Elle répliqua, s’exaltant davantage :

— Les grands hommes ne sont pas des fous ; le hasard ne fait pas les grands hommes ; ils sont fils des œuvres qu’ils ont accomplies et qui les consacrent. Oh ! ne vous découragez pas, ne vous découragez pas, je vous en supplie. C’est vous, et pas un autre, qui trouverez. Vous touchez au succès ; demain vous triompherez ; ce n’est pas monsieur Boussard qui le dit, c’est moi, c’est moi.

Sa douceur se changeait en force. Elle ne savait rien ; c’était une femme simple qui se contentait de mots, sans curiosité, sans réflexions précises. Cependant ces propos, que lui suggérait sa bonté, remontèrent Guéméné plus que ne l’avaient fait la phrase et l’autorité du grand Boussard. Il buvait ses paroles, il en fut ivre.
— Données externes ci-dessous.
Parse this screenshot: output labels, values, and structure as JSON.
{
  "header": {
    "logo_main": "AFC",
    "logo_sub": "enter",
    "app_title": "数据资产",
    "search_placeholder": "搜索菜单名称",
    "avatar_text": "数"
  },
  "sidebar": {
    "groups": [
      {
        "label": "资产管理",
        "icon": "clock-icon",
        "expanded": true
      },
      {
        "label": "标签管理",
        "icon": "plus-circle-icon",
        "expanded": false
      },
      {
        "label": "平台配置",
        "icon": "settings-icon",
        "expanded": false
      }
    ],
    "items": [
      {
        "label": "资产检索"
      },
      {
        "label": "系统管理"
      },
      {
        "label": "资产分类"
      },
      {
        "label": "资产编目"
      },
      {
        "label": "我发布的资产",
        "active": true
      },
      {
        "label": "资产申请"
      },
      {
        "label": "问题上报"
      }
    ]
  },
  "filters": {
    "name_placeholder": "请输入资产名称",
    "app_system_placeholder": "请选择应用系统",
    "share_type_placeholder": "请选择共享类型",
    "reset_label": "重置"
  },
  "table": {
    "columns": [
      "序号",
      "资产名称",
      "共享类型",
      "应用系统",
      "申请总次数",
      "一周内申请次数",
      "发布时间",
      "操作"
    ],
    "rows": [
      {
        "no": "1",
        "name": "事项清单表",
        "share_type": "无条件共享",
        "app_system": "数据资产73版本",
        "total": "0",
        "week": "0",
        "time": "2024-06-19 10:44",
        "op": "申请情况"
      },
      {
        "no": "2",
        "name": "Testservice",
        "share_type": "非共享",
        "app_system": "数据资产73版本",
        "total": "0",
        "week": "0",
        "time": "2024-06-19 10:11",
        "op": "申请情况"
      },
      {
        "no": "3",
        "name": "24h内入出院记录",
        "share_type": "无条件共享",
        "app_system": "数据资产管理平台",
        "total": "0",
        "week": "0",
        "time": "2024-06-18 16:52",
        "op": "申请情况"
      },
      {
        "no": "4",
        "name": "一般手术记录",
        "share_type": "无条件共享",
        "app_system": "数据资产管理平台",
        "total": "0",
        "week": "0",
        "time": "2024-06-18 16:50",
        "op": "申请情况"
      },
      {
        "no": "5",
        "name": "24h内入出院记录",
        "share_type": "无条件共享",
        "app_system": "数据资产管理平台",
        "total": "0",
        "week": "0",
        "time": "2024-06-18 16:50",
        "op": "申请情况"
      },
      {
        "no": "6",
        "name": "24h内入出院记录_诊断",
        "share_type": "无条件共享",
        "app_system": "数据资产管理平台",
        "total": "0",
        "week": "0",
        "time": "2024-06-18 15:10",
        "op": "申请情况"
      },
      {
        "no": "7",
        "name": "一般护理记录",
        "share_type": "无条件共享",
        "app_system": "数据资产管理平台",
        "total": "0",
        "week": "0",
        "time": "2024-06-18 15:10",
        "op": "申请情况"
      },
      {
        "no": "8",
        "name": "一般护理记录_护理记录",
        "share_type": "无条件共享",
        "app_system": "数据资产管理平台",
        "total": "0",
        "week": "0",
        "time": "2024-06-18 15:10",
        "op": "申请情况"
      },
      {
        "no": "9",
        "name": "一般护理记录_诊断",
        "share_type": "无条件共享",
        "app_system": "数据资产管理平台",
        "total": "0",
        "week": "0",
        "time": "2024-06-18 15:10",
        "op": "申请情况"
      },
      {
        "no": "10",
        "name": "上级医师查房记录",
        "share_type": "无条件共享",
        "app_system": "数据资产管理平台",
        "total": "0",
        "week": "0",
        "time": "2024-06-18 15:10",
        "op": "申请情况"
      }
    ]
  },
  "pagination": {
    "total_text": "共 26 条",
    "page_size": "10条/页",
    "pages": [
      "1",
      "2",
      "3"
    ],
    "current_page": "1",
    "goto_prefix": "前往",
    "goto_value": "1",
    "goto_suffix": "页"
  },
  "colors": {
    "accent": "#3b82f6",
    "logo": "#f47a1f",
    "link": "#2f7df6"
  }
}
Et, la regardant soudain de ses yeux fiévreux qui plongeaient en elle, avec un soupir profond sorti de tout le douloureux passé qui dormait en lui :

— Oh ! que vous me faites du bien !

Et il ajouta :

— Quand j’aurais de nouvelles déceptions, quand je serai sur le point de tout abandonner, comme cela m’arrive si souvent, je reviendrai alimenter mon courage près de l’incomparable amie que vous êtes.